A manufacturer of medical diagnostic and collection devices now has World Health Organization backing on its HIV Self-Test.
OraSure Technologies Inc. of Bethlehem said this morning that the WHO pre-qualified the company’s OraQuick HIV Self-Test. The test allows a person to detect antibodies to both HIV-1 and HIV-2 with an oral swab and can provide a result in 20 minutes.
“This is the WHO version of FDA approval,” Douglas Michels, president and CEO of OraSure, this morning about the federal Food and Drug Administration.
The designation allows global public health funding agencies to buy the product.
The WHO has a membership that includes health ministries from countries all over the world, and those countries look to the WHO for approval, Michels said.
WHO pre-qualification is used by the United Nations and other procurement agencies such as the U.S. president’s Emergency Plan for AIDS Relief, Unitaid, and the Global Fund to make purchasing decisions regarding diagnostics, medicines and vaccines.
“These organizations will look to WHO and the list of WHO pre-qualified products to inform their purchasing decisions,” Michels said. “They know it’s gone through rigorous testing.”
The pre-qualification strives to ensure that diagnostic tests for these types of diseases meet global standards of quality, safety and efficiency with a process that involves a rigorous testing of a product’s technical performance that involved hundreds of people, he said.
“The data is important because the product is tested in the market for its intended use,” Michels said. “It’s a truly consumer-driven use environment.
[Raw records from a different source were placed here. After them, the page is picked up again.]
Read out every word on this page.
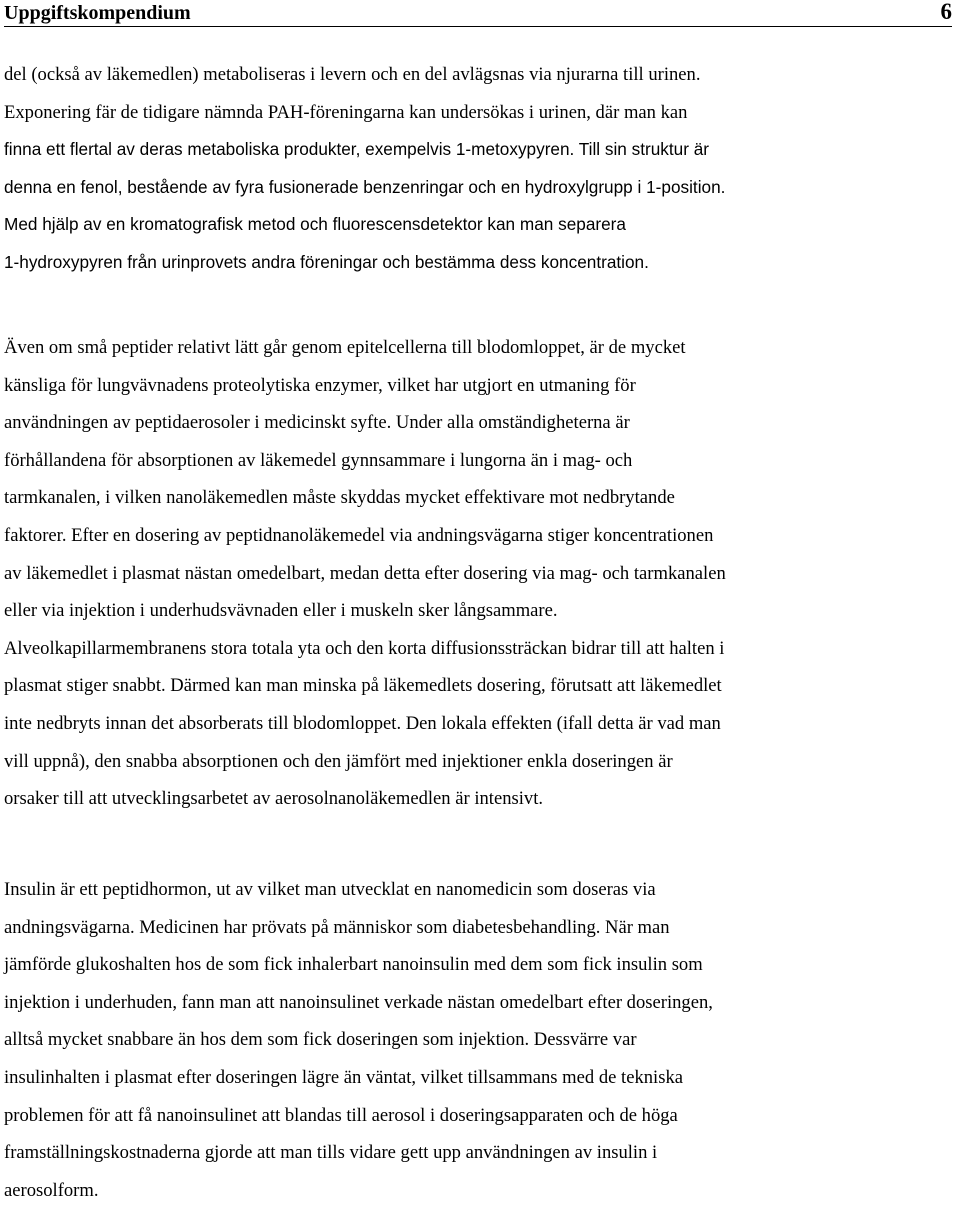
Uppgiftskompendium	6
del (också av läkemedlen) metaboliseras i levern och en del avlägsnas via njurarna till urinen.
Exponering fär de tidigare nämnda PAH-föreningarna kan undersökas i urinen, där man kan
finna ett flertal av deras metaboliska produkter, exempelvis 1-metoxypyren. Till sin struktur är
denna en fenol, bestående av fyra fusionerade benzenringar och en hydroxylgrupp i 1-position.
Med hjälp av en kromatografisk metod och fluorescensdetektor kan man separera
1-hydroxypyren från urinprovets andra föreningar och bestämma dess koncentration.
Även om små peptider relativt lätt går genom epitelcellerna till blodomloppet, är de mycket
känsliga för lungvävnadens proteolytiska enzymer, vilket har utgjort en utmaning för
användningen av peptidaerosoler i medicinskt syfte. Under alla omständigheterna är
förhållandena för absorptionen av läkemedel gynnsammare i lungorna än i mag- och
tarmkanalen, i vilken nanoläkemedlen måste skyddas mycket effektivare mot nedbrytande
faktorer. Efter en dosering av peptidnanoläkemedel via andningsvägarna stiger koncentrationen
av läkemedlet i plasmat nästan omedelbart, medan detta efter dosering via mag- och tarmkanalen
eller via injektion i underhudsvävnaden eller i muskeln sker långsammare.
Alveolkapillarmembranens stora totala yta och den korta diffusionssträckan bidrar till att halten i
plasmat stiger snabbt. Därmed kan man minska på läkemedlets dosering, förutsatt att läkemedlet
inte nedbryts innan det absorberats till blodomloppet. Den lokala effekten (ifall detta är vad man
vill uppnå), den snabba absorptionen och den jämfört med injektioner enkla doseringen är
orsaker till att utvecklingsarbetet av aerosolnanoläkemedlen är intensivt.
Insulin är ett peptidhormon, ut av vilket man utvecklat en nanomedicin som doseras via
andningsvägarna. Medicinen har prövats på människor som diabetesbehandling. När man
jämförde glukoshalten hos de som fick inhalerbart nanoinsulin med dem som fick insulin som
injektion i underhuden, fann man att nanoinsulinet verkade nästan omedelbart efter doseringen,
alltså mycket snabbare än hos dem som fick doseringen som injektion. Dessvärre var
insulinhalten i plasmat efter doseringen lägre än väntat, vilket tillsammans med de tekniska
problemen för att få nanoinsulinet att blandas till aerosol i doseringsapparaten och de höga
framställningskostnaderna gjorde att man tills vidare gett upp användningen av insulin i
aerosolform.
It performed extremely well compared to the best of the best.”
Based on its performance, OraQuick HIV Self-Test was selected and is being used in the Unitaid/Population Service International HIV Self-Testing Africa Project. The company said the first part of the STAR project aims to improve access to HIV testing through simple HIV self-tests in three high-burden African countries – Malawi, Zambia and Zimbabwe.
OraSure has other products that are WHO pre-qualified. As the company develops new products and sells them in the market, it will continue to pursue that WHO pre-qualification, Michels said.